Laktosa, juga dikenal sebagai gula susu, adalah yang tertua dan secara
tradisional merupakan pengisi yang paling banyak digunakan dalam
sejarah pembuatan tablet.
2) Binder atau Pengikat
Pengikat adalah perekat yang ditambahkan ke formulasi tablet untuk
memberikan kekompakan yang diperlukan untuk ikatan bersama butiran
di bawah pemadatan untuk membentuk tablet. Jumlah yang digunakan
harus diatur dengan hati-hati, karena tablet harus tetap utuh sampai
tertelan dan kemudian harus melepaskan obatnya.
Pengikat adalah gula atau bahan polimer. Terdiri atas dua kelas: (a)
polimer alami seperti pati atau gom termasuk akasia, tragakan, dan
gelatin. dan (b) polimer sintetik seperti polivinilpirolidon, metil dan
etilselulosa dan hidroksipropilselulosa. Pengikat dari kedua jenis dapat
ditambahkan ke campuran bubuk dan campuran dibasahi dengan air,
campuran alkohol-air, atau pelarut, atau bahan pengikat dapat
dimasukkan ke dalam larutan dalam air atau pelarut dan ditambahkan ke
bubuk.
Gelatin : Jika pengikat yang lebih kuat diperlukan, larutan gelatin 2
hingga 10% dapat digunakan.

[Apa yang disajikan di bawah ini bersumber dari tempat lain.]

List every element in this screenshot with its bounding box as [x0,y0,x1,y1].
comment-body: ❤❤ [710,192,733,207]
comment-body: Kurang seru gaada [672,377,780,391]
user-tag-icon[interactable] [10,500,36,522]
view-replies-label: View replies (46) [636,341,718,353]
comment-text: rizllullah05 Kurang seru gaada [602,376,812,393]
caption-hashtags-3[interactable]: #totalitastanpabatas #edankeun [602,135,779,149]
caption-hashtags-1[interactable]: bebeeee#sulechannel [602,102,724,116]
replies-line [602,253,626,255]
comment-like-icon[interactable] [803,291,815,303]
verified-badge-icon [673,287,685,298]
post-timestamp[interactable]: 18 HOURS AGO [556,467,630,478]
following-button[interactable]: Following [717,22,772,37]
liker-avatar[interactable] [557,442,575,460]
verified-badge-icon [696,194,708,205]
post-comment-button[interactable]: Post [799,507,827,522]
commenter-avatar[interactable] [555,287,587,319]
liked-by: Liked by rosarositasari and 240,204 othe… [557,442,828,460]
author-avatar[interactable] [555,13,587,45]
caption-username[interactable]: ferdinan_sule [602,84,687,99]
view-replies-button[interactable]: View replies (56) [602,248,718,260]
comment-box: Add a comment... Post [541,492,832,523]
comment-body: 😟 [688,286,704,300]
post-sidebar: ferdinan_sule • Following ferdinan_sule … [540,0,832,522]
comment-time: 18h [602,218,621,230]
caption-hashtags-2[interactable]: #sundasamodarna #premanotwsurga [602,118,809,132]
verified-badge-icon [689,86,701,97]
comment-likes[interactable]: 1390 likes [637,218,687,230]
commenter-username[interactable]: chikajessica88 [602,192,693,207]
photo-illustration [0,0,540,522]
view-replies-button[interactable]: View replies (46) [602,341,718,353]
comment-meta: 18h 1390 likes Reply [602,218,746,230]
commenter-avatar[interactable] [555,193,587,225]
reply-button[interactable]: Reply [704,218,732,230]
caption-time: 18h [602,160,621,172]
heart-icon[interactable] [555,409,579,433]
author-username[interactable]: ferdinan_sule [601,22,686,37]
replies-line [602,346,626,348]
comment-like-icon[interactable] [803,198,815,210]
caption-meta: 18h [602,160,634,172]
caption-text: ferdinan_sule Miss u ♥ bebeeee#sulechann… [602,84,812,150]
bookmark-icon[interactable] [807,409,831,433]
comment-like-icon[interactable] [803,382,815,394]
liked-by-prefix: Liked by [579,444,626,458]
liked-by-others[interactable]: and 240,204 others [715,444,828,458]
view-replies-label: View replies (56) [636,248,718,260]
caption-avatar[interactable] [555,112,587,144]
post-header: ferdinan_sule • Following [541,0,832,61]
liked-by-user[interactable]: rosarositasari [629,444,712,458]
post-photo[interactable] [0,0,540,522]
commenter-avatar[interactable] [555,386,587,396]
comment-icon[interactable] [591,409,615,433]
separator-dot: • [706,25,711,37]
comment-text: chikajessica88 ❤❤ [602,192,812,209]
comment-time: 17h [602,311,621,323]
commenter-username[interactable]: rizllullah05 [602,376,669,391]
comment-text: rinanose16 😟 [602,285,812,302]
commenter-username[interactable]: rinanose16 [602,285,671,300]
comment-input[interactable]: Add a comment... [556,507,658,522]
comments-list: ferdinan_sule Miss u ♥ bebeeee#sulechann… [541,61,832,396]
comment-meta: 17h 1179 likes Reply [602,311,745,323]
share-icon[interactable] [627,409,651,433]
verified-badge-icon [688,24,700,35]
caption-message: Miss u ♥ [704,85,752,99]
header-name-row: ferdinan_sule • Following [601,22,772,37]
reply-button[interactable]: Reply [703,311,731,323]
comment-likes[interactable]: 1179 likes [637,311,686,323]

Larutan gelatin harus dibuat dengan
terlebih dahulu membiarkan gelatin untuk menghidrasi dalam air dingin
selama beberapa jam atau semalam, lalu memanaskannya hingga
campuran mendidih. Larutan gelatin harus tetap panas sampai
digunakan karena akan menjadi gel pada pendinginan. Larutan gelatin
cenderung menghasilkan tablet keras yang membutuhkan bahan
penghancur aktif.
3) Lubricant (Pelincir)
Lubrikan digunakan dalam formulasi tablet untuk memudahkan
pengeluaran tablet dari cetakan, untuk mencegah menempelnya tablet
ke pukulan, dan untuk mencegah keausan berlebihan pada punch dan
die. Lubrikan berfungsi dengan menyisipkan film kekuatan geser rendah
pada antarmuka antara tablet dan dinding die dan permukaan punch.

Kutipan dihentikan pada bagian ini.